Christmas Day (December 25, 2011)
Common Lectionary Readings:
Ps. 148; Is. 61:10-62:3; Gal. 4:4-7; Lk. 2:22-40
A joyful Christmas to all!
Cindy will be traveling to Virginia this weekend to be with family and meet our granddaughter Sydney. Let’s just say that Grandma Cindy is excited! Daryl developed pneumonia and spent the early part of the week in the hospital. Middle Eastern hospitality extends even to the generous care one receives when sick. He is resting at home and slowly getting back his strength.
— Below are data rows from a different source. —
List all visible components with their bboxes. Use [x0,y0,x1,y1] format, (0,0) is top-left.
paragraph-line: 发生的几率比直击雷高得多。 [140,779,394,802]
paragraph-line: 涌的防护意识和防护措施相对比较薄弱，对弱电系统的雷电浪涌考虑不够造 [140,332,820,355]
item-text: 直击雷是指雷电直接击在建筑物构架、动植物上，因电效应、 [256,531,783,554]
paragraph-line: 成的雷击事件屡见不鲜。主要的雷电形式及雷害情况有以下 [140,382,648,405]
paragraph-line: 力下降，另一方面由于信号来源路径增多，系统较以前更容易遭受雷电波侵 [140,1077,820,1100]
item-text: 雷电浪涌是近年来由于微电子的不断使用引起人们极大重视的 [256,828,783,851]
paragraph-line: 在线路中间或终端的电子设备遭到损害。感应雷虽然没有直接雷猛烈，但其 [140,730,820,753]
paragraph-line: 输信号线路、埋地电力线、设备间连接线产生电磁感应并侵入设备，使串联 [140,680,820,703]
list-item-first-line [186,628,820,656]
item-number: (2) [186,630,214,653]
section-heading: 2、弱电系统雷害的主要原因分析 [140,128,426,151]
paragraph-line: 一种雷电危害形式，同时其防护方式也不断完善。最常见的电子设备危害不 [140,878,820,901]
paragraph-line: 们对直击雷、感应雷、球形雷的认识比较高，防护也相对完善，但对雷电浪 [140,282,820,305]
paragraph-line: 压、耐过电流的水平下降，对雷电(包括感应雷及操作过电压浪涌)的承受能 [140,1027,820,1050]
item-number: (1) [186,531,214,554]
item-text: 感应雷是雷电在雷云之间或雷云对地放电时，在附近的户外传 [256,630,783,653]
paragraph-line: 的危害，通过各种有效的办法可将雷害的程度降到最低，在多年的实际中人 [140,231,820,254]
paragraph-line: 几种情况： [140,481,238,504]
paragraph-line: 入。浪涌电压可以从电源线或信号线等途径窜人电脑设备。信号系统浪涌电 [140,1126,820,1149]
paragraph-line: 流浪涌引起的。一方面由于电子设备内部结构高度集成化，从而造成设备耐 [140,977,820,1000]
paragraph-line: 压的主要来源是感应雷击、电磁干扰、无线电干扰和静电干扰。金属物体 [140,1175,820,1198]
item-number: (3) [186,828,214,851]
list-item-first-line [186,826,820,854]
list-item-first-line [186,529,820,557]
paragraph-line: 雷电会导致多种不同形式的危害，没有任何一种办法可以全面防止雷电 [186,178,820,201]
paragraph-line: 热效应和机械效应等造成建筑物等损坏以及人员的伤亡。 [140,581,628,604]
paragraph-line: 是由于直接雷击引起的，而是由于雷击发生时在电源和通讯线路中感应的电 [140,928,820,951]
It was a violent week in the region. More than 60 Iraqis were killed in a series of bombing attacks across Baghdad, as sectarian tensions seem to be on the rise. According to Syrian officials, Arab League monitors moved into Syria just as multiple car bombs killed at least 44 persons in Damascus.
The Common Lectionary readings for this Christmas day remind us that God acts to deliver — in the right time.
In the Old Testament reading, Isaiah uses an agricultural image to describe God’s timing. “For as the earth brings forth its shoots, and as a garden causes what is sown in it to spring up,” Isaiah writes, “so the Lord God will cause righteousness and praise to spring up before all the nations.” (Is. 61:11)
In the Epistle reading, Paul proclaims: “But when the fullness of time had come, God sent his Son . . . so that we might receive adoption as children.” (Gal. 4:4-5)
The Gospel reading tells the beautiful story of Simeon, a righteous and devout man. The Holy Spirit had revealed to Simeon that “he would not see death before he had seen the Lord’s Messiah.” (Lk. 2:25-26) When Joseph and Mary bring Jesus to the temple to dedicate him, Simeon immediately recognizes that God has kept his promise. Simeon takes Jesus in his arms and praises God: “Master, now you are dismissing your servant in peace, according to your word; for my eyes have seen your salvation, which you have prepared in the presence of all peoples, a light for the revelation to the Gentiles and for glory to your people Israel.” (vv.29-32)
God’s timing is often very different than our own. From our perspective, God should act immediately to deliver, to bring about change, to restore, to make things right. But God – who knows and holds all things — acts in the fullness of time. The Lectionary readings offer historical assurances that God knows when the conditions are ripe, when the time is right. Praise be to God!